The ONR officers puzzled. They scratched their heads. Working with the Varo Manufacturing Company of Garland, Texas, they produced an elaborate mimeographed edition of the annotated book, with the letters Jessup received from “Carlos Allende” attached. Someone named “Miss Michael Ann Dunn” copied the entire text of Jessup’s Case for the UFO onto stencils, which were run off in black ink. Then the annotations were run off, in their proper place on the pages, in red. What a project this must have been! Nowadays, of course, they’d have just made multiple photocopies of the annotated book. But this was back in the mid-1950s.
Why did they go to such trouble? In the unsigned introduction to what’s come to be known as the “Varo edition,” they explain: “Notations that imply intimate knowledge of UFO’s, their means of motion, their origin, background, history, and habits of beings occupying UFO’s provide an interesting subject for investigation. … Because of the importance which we attach to the possibility of discovering clues to the nature of gravity, no possible item, however disreputable from the point of view of classical science, should be overlooked.”

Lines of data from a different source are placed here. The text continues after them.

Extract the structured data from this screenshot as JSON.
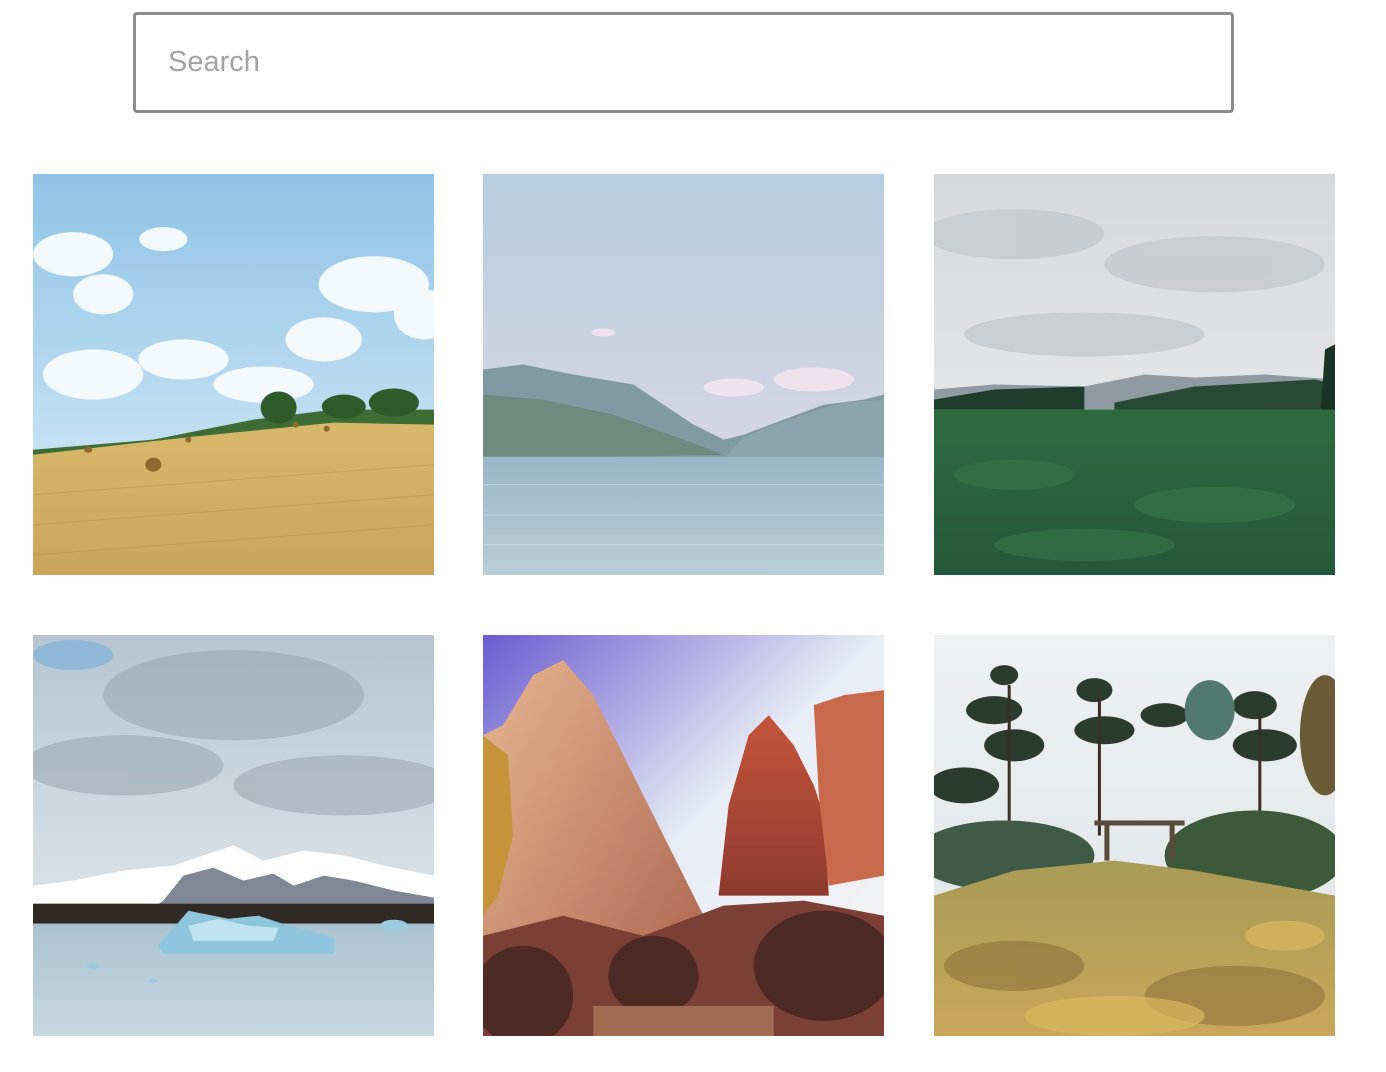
{
  "search": {
    "placeholder": "Search",
    "value": ""
  },
  "gallery": {
    "images": [
      {
        "subject": "hay-field"
      },
      {
        "subject": "mountain-lake"
      },
      {
        "subject": "green-plain"
      },
      {
        "subject": "glacier-lagoon"
      },
      {
        "subject": "red-canyon"
      },
      {
        "subject": "forest-garden"
      }
    ]
  }
}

Circulation of the “Varo edition” was limited, to put it very mildly. According to some reports, only 25 copies in all were made. Somehow or other, one of these came into the hands of Jessup’s friend Gray Barker, who published a facsimile edition in 1973—fourteen years after Jessup died, an apparent suicide, in Dade County, Florida.
This is the text that I saw for the first time, and photocopied, in the Gray Barker Collection in 2004.